A Fox Corporation confirmou, nesta segunda-feira (15), a compra da Roku Inc. em um acordo avaliado em aproximadamente US$ 22 bilhões. A transação, que combina pagamento em dinheiro e trocas de ações, reúne o portfólio de programação ao vivo da Fox (Fox News, Fox Sports e o serviço Tubi) com a plataforma de TV conectada líder nos Estados Unidos por horas assistidas. Na prática, nasce um colosso do streaming gratuito financiado por anúncios — um modelo que vem crescendo e disputando diretamente espaço com Amazon Fire TV e Google TV.
O acordo em números
• Preço por ação da Roku: US$ 160,00, sendo US$ 96,00 em caixa mais 0,9693 ação classe A da Fox.
• Participação acionária após conclusão: Fox 73 % | Roku 27 %.
• Financiamento-ponte: US$ 12 bilhões via Morgan Stanley.
• Sinergias de custo previstas: US$ 400 milhões/ano.
• Previsão de fechamento: primeiro semestre de 2027, sujeito a aval regulatório.
Por que você deveria se importar?
Se você possui (ou pensa em comprar) um Roku Express, Roku Stick ou até uma smart TV com sistema Roku, a promessa da Fox é manter o ecossistema “aberto e parceiro” — ou seja, nada de bloquear apps rivais como Netflix, Disney+ ou o próprio Prime Video. Entretanto, o negócio deve turbinar a presença de conteúdos Fox e do Tubi na interface inicial, algo semelhante ao que a Amazon faz ao destacar seus canais no Fire TV Stick 4K Max.
Impacto para gamers e entusiastas de hardware
• Baixa latência para esportes ao vivo: Com direitos de transmissão da NFL, MLB e Copa do Mundo, a Fox pode investir em tecnologias de compressão de vídeo e baixar o atraso típico de transmissões OTT, algo crucial para quem curte comentar o jogo em tempo real no Discord ou no X.

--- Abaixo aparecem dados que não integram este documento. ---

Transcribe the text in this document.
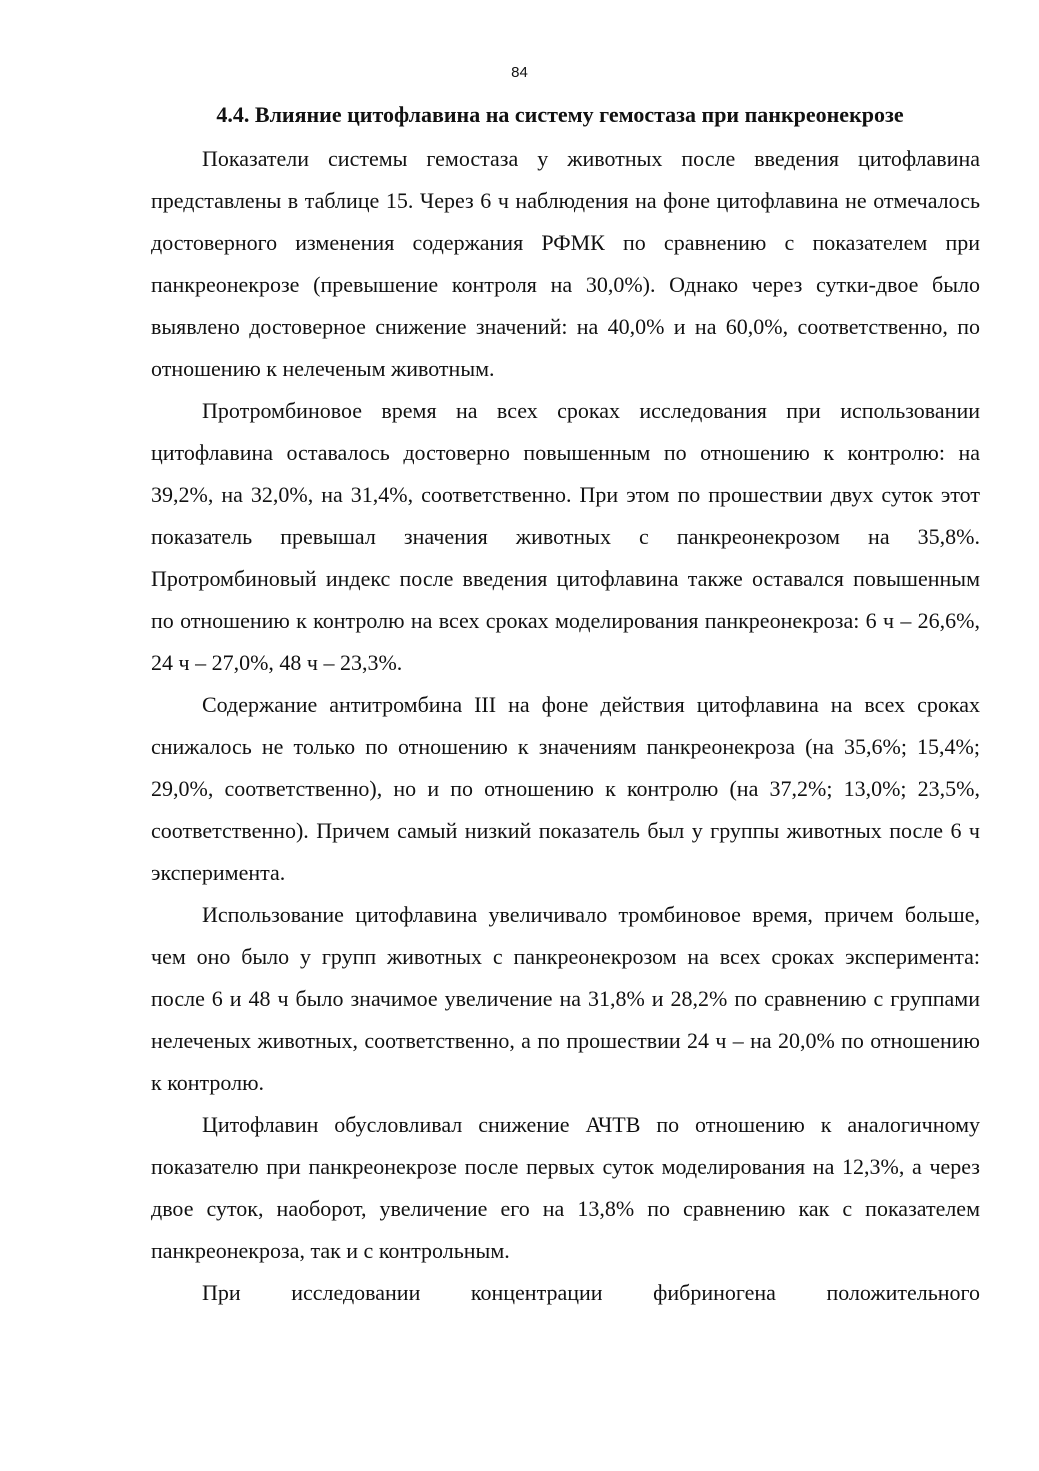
84
4.4. Влияние цитофлавина на систему гемостаза при панкреонекрозе

Показатели системы гемостаза у животных после введения цитофлавина представлены в таблице 15. Через 6 ч наблюдения на фоне цитофлавина не отмечалось достоверного изменения содержания РФМК по сравнению с показателем при панкреонекрозе (превышение контроля на 30,0%). Однако через сутки-двое было выявлено достоверное снижение значений: на 40,0% и на 60,0%, соответственно, по отношению к нелеченым животным.

Протромбиновое время на всех сроках исследования при использовании цитофлавина оставалось достоверно повышенным по отношению к контролю: на 39,2%, на 32,0%, на 31,4%, соответственно. При этом по прошествии двух суток этот показатель превышал значения животных с панкреонекрозом на 35,8%. Протромбиновый индекс после введения цитофлавина также оставался повышенным по отношению к контролю на всех сроках моделирования панкреонекроза: 6 ч – 26,6%, 24 ч – 27,0%, 48 ч – 23,3%.

Содержание антитромбина III на фоне действия цитофлавина на всех сроках снижалось не только по отношению к значениям панкреонекроза (на 35,6%; 15,4%; 29,0%, соответственно), но и по отношению к контролю (на 37,2%; 13,0%; 23,5%, соответственно). Причем самый низкий показатель был у группы животных после 6 ч эксперимента.

Использование цитофлавина увеличивало тромбиновое время, причем больше, чем оно было у групп животных с панкреонекрозом на всех сроках эксперимента: после 6 и 48 ч было значимое увеличение на 31,8% и 28,2% по сравнению с группами нелеченых животных, соответственно, а по прошествии 24 ч – на 20,0% по отношению к контролю.

Цитофлавин обусловливал снижение АЧТВ по отношению к аналогичному показателю при панкреонекрозе после первых суток моделирования на 12,3%, а через двое суток, наоборот, увеличение его на 13,8% по сравнению как с показателем панкреонекроза, так и с контрольным.

При исследовании концентрации фибриногена положительного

• Mais poder de barganha em chips integrados: A nova escala pode acelerar parcerias com fabricantes como MediaTek e Realtek para processadores customizados, potencialmente barateando futuras TVs 120 Hz voltadas a consoles de nova geração.
• Concorrência com Amazon e Google: A Roku já vende dongles a partir de 2 GB de RAM; com o caixa da Fox, é plausível esperar set-tops mais potentes, prontos para decodificar AV1/AV2 e rodar jogos na nuvem via GeForce NOW ou Xbox Cloud.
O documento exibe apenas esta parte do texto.